Prefeito de Miami Beach aciona a polícia após comentário de mulher no Facebook

Atualizado em 20 de janeiro de 2026 às 8:59
Policial “visita” morador de Miami após comentário no Facebook. Foto: reprodução

Um comentário publicado no Facebook por uma moradora de Miami Beach levou a uma visita policial após a reclamação ter partido diretamente do gabinete do prefeito da cidade, Steven Meiner.

Raquel Pacheco relatou que, na segunda-feira, 12 de janeiro de 2026, dois detetives bateram à porta de sua casa, em South Beach, para questioná-la sobre um comentário deixado em uma postagem do prefeito nas redes sociais. No comentário, ela afirmava que Meiner “defende consistentemente a morte de todos os palestinos”. A mensagem foi publicada em resposta a um post em que o prefeito dizia que Miami Beach é “um lugar seguro para todos”.

O porta-voz da polícia de Miami Beach, Christopher Bess, confirmou por e-mail que a denúncia partiu do gabinete do prefeito, embora não tenha especificado se foi feita pelo próprio Meiner ou por membros de sua equipe, nem se houve pedido explícito de ação policial. Segundo Bess, após uma breve conversa com Pacheco, os policiais decidiram não abrir investigação criminal.

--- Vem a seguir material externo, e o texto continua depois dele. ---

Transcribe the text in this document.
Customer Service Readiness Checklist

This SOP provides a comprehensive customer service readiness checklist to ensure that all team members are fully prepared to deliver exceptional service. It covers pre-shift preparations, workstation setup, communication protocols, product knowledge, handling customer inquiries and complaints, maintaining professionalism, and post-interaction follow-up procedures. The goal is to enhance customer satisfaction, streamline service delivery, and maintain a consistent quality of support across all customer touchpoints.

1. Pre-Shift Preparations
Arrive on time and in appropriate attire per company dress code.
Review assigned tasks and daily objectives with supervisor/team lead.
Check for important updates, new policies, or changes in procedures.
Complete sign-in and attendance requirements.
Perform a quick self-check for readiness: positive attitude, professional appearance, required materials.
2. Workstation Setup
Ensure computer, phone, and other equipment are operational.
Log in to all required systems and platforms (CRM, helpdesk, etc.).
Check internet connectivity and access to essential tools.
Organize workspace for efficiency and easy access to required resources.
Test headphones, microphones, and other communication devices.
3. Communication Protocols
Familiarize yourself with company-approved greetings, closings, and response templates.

A justificativa oficial para a abordagem foi apresentada como uma medida preventiva. De acordo com a polícia, a ação ocorreu “diante de preocupações nacionais recentes relacionadas ao antissemitismo” e teve como objetivo garantir que não houvesse ameaça imediata à segurança do prefeito ou da comunidade. O departamento afirmou ainda que a conversa foi consensual, profissional e encerrada sem incidentes, reiterando compromisso tanto com a segurança pública quanto com os direitos constitucionais, incluindo a liberdade de expressão.

Dias depois da repercussão inicial do caso, o chefe da polícia de Miami Beach, Wayne Jones, declarou que ele próprio autorizou a visita dos detetives por considerar que o comentário poderia “estimular ações físicas por parte de terceiros”. Segundo Jones, o receio era de que a publicação, classificada por ele como “inflamatória e falsa”, pudesse gerar reações violentas. Ele afirmou que nenhum integrante da prefeitura determinou a abordagem policial.

O administrador municipal, Eric Carpenter, disse não ter participado da decisão, mas declarou apoio à iniciativa da polícia para lidar preventivamente com possíveis ameaças à comunidade.

Pacheco gravou a conversa com os policiais e divulgou o vídeo nas redes sociais. Nele, os agentes afirmam que a preocupação era evitar que “outras pessoas se agitassem ou concordassem com a declaração” e sugerem que ela evite publicar esse tipo de comentário, pois poderia “incitar alguma coisa”. Para Pacheco, a visita foi uma forma clara de intimidação e um ataque direto à Primeira Emenda da Constituição americana, que garante a liberdade de expressão. Ela já contratou uma advogada, mas ainda não entrou com ação judicial.